The trial court concluded that Kelso Woods was distinguishable because that case involved unpaid assessments that were based on a new assessment formula that was being challenged, which is not the case here. We conclude that Kelso Woods is further distinguishable because, inter alia, the defendant therein counterclaimed not for damages as Appellants seek herein, but for a declaratory judgment that "the new assessment formula was an improper exercise of the Association's authority and beyond [the defendant's] obligations as a lot owner." Kelso Woods, 692 A.2d at 1134-1135. Additionally, the appeal in Kelso Woods did not involve a challenge to the grant or denial of summary judgment, but a decision on the merits that the assessment was reasonable and, therefore, the procedural posture of Kelso Woods is unlike that in the present case.
Appellants argue that it was erroneous for the trial court to rely upon Mackenzie in its resolution of this case for two reasons: (1) Appellants were not parties in Mackenzie; and (2) Mackenzie should not protect every future action the Association takes. Our review of the record reveals that, in granting the Motion in the Association's favor, the trial court cited Mackenzie for two reasons. First, the trial court concluded that the procedural grounds for granting the Motion in the instant case were very similar to those in Mackenzie. Secondly, as in Mackenzie, Appellants' response to the Motion was inadequate because it failed to identify the facts or issues necessary to show why they did not owe the assessments as a matter of law. In sum, the trial court cited and relied upon Mackenzie as a matter of stare decisis because the legal analysis of the procedural and substantive reasons for granting summary judgment in favor of the Association were as applicable to the instant case as they were in Mackenzie. Appellant's second argument is that Mackenzie cannot be read as a determination that all "future actions of this [Association] are proper, whether or not the Association complies with its own Declaration, By-Laws or other law." (Appellants' Statement ¶ 4c.) However, the trial court was not referring or citing to Mackenzie in the manner characterized by Appellants in their Statement, but was, in accordance with the principle of stare decisis, citing to the case for the applicable legal principles and as a shorthand manner of applying a particular legal analysis to a similar set of facts. Because we agree with the trial court, we discern no error in that determination or in the trial court's grant of summary judgment on these bases.

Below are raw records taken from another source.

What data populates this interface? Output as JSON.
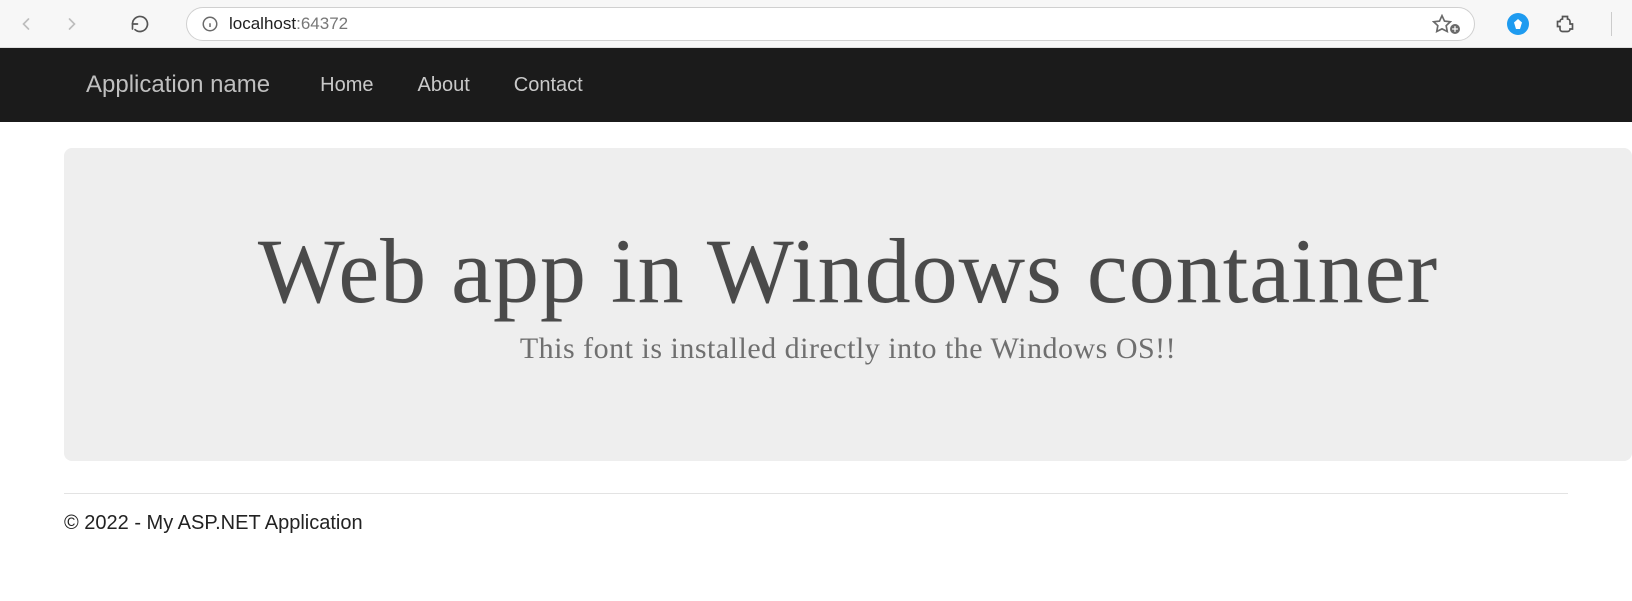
{
  "browser": {
    "url_host": "localhost",
    "url_port": ":64372"
  },
  "navbar": {
    "brand": "Application name",
    "links": [
      "Home",
      "About",
      "Contact"
    ]
  },
  "hero": {
    "title": "Web app in Windows container",
    "subtitle": "This font is installed directly into the Windows OS!!"
  },
  "footer": {
    "text": "© 2022 - My ASP.NET Application"
  }
}
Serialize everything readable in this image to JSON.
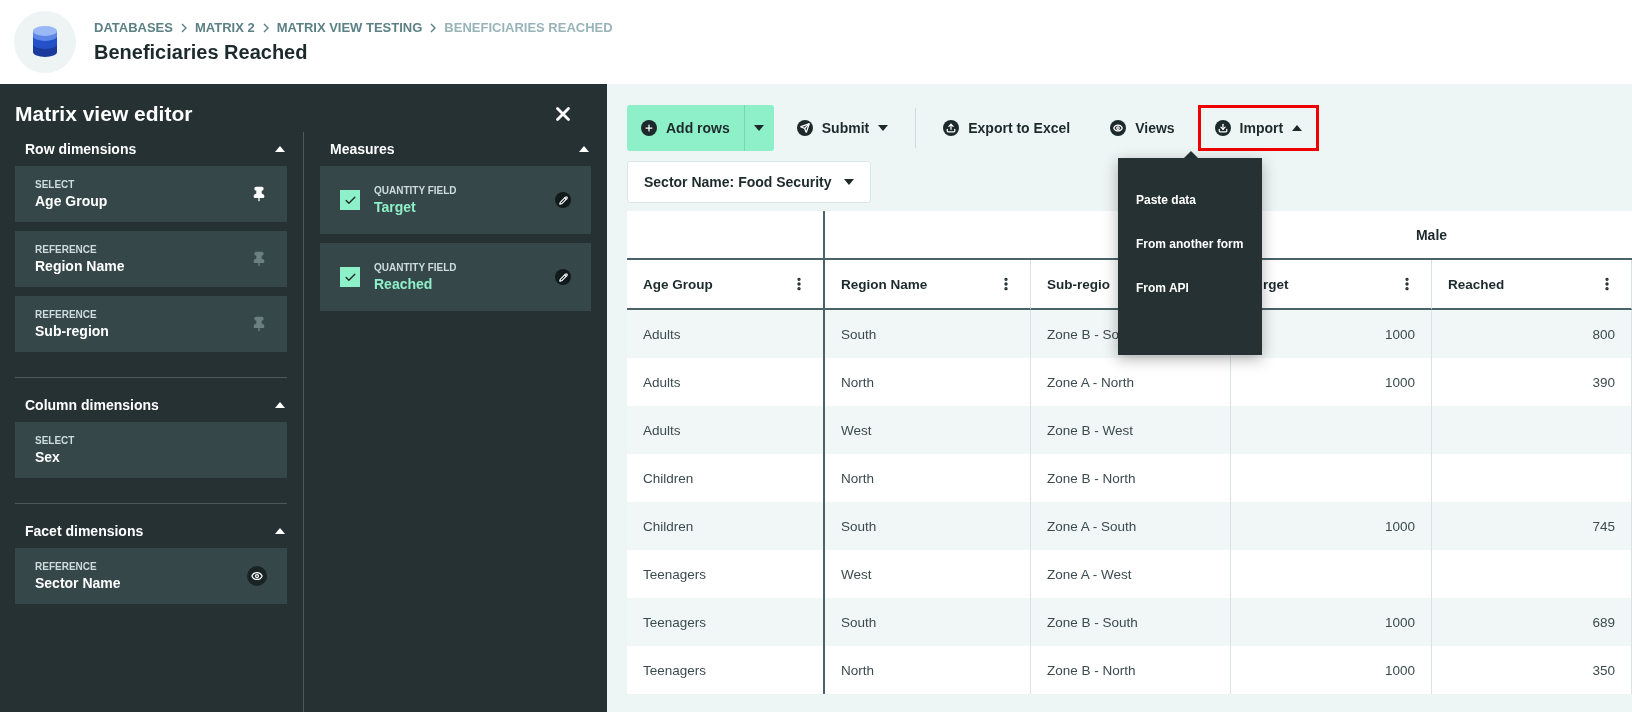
{
  "breadcrumb": [
    {
      "label": "DATABASES",
      "current": false
    },
    {
      "label": "MATRIX 2",
      "current": false
    },
    {
      "label": "MATRIX VIEW TESTING",
      "current": false
    },
    {
      "label": "BENEFICIARIES REACHED",
      "current": true
    }
  ],
  "page_title": "Beneficiaries Reached",
  "editor": {
    "title": "Matrix view editor",
    "sections": [
      {
        "title": "Row dimensions",
        "expanded": true,
        "items": [
          {
            "type": "SELECT",
            "name": "Age Group",
            "kind": "pinnable",
            "active": true
          },
          {
            "type": "REFERENCE",
            "name": "Region Name",
            "kind": "pinnable",
            "active": false
          },
          {
            "type": "REFERENCE",
            "name": "Sub-region",
            "kind": "pinnable",
            "active": false
          }
        ]
      },
      {
        "title": "Column dimensions",
        "expanded": true,
        "items": [
          {
            "type": "SELECT",
            "name": "Sex",
            "kind": "plain"
          }
        ]
      },
      {
        "title": "Facet dimensions",
        "expanded": true,
        "items": [
          {
            "type": "REFERENCE",
            "name": "Sector Name",
            "kind": "viewable",
            "active": true
          }
        ]
      }
    ],
    "measures": {
      "title": "Measures",
      "expanded": true,
      "items": [
        {
          "type": "QUANTITY FIELD",
          "name": "Target",
          "checked": true
        },
        {
          "type": "QUANTITY FIELD",
          "name": "Reached",
          "checked": true
        }
      ]
    }
  },
  "toolbar": [
    {
      "kind": "split",
      "label": "Add rows"
    },
    {
      "kind": "menu",
      "label": "Submit",
      "expanded": false,
      "highlighted": false
    },
    {
      "kind": "divider"
    },
    {
      "kind": "plain",
      "label": "Export to Excel"
    },
    {
      "kind": "plain",
      "label": "Views"
    },
    {
      "kind": "menu",
      "label": "Import",
      "expanded": true,
      "highlighted": true
    }
  ],
  "import_menu": [
    "Paste data",
    "From another form",
    "From API"
  ],
  "filter": "Sector Name: Food Security",
  "table": {
    "group_header": "Male",
    "columns": [
      "Age Group",
      "Region Name",
      "Sub-regio",
      "rget",
      "Reached"
    ],
    "rows": [
      [
        "Adults",
        "South",
        "Zone B - So",
        "1000",
        "800"
      ],
      [
        "Adults",
        "North",
        "Zone A - North",
        "1000",
        "390"
      ],
      [
        "Adults",
        "West",
        "Zone B - West",
        null,
        null
      ],
      [
        "Children",
        "North",
        "Zone B - North",
        null,
        null
      ],
      [
        "Children",
        "South",
        "Zone A - South",
        "1000",
        "745"
      ],
      [
        "Teenagers",
        "West",
        "Zone A - West",
        null,
        null
      ],
      [
        "Teenagers",
        "South",
        "Zone B - South",
        "1000",
        "689"
      ],
      [
        "Teenagers",
        "North",
        "Zone B - North",
        "1000",
        "350"
      ]
    ]
  }
}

The "[r]ule of stare decisis declares that for sake of certainty, a conclusion reached in one case should be applied to those which follow, if the facts are substantially the same, even though the parties may be different." Commonwealth v. Tilghman, 543 Pa. 578, 588 n.9, 673 A.2d 898, 903 n.9 (1996) (emphasis in original) (citing Burke v. Pittsburgh Limestone Corporation, 375 Pa. 390, 394, 100 A.2d 595, 598 (1953)). Here, the trial court in this matter recognized that the rationale for granting summary judgment in Mackenzie applied here as well and, therefore, applied that rationale to this case.
Accordingly, this Court affirms on the basis of the well-reasoned Opinion issued by the Honorable Jennifer Harlacher Sibum, Judge of the Court of Common Pleas of Monroe County, in Fawn Ridge Estates Homeowners' Association, Inc. v. Carlson, (Monroe County, No. 4865 Civil 2009, filed July 1, 2010).
/s/ _________
RENÉE COHN JUBELIRER, Judge ORDER
NOW, July 25, 2011, the order of the Court of Common Pleas of Monroe County in the above-captioned matter is hereby AFFIRMED on the basis of the well-reasoned opinion issued by the Honorable Jennifer Harlacher Sibum, Judge of the Court of Common Pleas of Monroe County, in Fawn Ridge Estates Homeowners' Association, Inc. v. Carlson, (Monroe County, No. 4865 Civil 2009, filed July 1, 2010).